There were two goals for the day - practice using the aperture priority mode and learn about the history of the James River Canal. I knew with all the tall buildings downtown, it would be a great opportunity to play around with depth of field. What I had not counted on was what I saw when I got home.......
This is where my hear sank....
This would be where a few choice words came in....
The good thing is, I was back and forth between automatic and aperture priority modes that day, so I do have some salvagable photos. The bad news is everything that I really, really liked that captured great depth of field...WAS BLUE!! The other good news is...remember black and white??...saved the day again!
Lesson Learned: Everytime I take my camera out, I need to remember to check the settings and I need to learn which settings aren't automatic in the professional modes and always check before shooting. The second thing is check my shots often in preview. If I had done that earlier, I would have seen the blue photos and been able to fix the issue from the start. And third...white balance, white balance, white balance....get it right!!! So...what happened?

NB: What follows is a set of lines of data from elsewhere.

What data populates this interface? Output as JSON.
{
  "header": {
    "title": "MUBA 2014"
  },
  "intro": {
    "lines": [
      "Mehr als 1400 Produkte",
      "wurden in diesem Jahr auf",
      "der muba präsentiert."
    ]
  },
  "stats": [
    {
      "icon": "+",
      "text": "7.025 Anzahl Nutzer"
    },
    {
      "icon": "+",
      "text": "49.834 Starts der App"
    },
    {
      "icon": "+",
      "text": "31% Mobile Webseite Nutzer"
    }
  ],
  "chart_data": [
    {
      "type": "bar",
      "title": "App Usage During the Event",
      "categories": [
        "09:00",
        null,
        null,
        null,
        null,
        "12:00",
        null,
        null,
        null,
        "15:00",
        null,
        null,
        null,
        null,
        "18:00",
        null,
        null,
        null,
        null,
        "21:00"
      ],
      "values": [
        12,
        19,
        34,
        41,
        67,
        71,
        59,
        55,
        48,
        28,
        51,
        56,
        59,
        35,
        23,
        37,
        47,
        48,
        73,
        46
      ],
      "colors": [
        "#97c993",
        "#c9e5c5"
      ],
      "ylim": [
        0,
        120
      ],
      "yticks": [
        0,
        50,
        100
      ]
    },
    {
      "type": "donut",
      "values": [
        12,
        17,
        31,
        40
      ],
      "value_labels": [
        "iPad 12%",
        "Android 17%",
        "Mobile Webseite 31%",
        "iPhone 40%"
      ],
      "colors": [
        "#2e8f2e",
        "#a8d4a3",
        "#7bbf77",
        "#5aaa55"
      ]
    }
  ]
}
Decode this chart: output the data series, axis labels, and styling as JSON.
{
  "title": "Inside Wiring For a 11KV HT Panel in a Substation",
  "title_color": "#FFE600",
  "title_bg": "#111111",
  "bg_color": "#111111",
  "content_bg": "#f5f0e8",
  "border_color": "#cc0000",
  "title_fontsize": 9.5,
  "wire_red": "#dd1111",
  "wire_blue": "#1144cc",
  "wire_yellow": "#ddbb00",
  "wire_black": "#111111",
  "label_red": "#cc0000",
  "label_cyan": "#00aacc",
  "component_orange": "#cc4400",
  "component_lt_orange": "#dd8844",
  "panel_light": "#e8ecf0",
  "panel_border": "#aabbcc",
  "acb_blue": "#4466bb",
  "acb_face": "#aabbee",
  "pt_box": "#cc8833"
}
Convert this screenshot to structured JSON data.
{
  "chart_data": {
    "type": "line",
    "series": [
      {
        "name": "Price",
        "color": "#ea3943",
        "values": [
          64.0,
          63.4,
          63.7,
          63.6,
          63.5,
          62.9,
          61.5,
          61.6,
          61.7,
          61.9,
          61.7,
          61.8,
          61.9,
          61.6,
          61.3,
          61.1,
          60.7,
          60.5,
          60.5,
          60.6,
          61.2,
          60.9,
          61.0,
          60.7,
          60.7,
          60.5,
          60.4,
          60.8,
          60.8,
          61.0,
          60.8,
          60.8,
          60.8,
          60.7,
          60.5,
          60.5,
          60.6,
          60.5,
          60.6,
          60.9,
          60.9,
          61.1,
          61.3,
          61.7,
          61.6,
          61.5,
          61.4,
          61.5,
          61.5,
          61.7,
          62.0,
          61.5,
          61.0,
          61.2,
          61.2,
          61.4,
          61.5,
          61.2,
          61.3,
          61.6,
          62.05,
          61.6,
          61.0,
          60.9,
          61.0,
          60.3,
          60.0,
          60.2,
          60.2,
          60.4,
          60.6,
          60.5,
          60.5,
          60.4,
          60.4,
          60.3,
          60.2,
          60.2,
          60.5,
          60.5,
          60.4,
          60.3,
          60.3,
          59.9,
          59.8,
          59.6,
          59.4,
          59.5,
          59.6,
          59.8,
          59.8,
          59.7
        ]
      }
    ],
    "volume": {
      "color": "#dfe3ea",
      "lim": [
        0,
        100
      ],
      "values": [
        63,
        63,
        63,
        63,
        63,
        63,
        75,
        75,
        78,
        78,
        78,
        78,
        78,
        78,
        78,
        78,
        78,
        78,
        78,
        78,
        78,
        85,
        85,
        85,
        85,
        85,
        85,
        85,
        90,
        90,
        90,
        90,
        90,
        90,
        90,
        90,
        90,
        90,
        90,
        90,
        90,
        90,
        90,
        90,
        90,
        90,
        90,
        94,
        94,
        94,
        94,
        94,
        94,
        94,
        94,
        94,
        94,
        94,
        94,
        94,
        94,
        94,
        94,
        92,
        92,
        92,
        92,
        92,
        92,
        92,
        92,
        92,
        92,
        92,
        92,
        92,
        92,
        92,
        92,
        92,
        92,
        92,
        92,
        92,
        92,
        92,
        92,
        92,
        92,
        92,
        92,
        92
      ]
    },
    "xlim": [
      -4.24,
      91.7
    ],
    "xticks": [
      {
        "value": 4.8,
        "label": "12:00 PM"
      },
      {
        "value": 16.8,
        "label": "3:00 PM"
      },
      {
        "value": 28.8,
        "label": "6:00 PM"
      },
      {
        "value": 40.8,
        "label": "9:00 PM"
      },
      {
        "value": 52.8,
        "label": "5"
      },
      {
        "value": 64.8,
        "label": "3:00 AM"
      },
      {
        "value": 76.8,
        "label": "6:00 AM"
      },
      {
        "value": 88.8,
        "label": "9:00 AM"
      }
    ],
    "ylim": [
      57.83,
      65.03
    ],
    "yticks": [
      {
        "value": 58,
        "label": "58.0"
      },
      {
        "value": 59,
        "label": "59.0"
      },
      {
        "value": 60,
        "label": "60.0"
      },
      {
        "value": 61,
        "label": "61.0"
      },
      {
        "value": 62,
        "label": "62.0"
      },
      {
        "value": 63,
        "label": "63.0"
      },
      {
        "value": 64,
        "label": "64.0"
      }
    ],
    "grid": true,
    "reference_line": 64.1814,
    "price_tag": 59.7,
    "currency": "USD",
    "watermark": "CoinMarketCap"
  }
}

Prior to this outing, I had been practicing with different white balance settings indoors. The photos taken on this day while in automatic mode came out great. I have very little control in this mode, the camera chooses the settings it feels are appropriate and that's that. However, in apeture mode, that's a different story. The camera allows me to change many more settings, and our friend white balance, just happens to be one of them. The blue you see in these photos, happen to be the result of taking pictures outdoors in bright sunlight, using an indoor white balance setting called Tungsten B.K.A....household light bulbs.
Needless to say, I haven't made that mistake again, and I preview just about every shot before moving on to the next one if time permits. It may take longer, but it is so worth it in the end.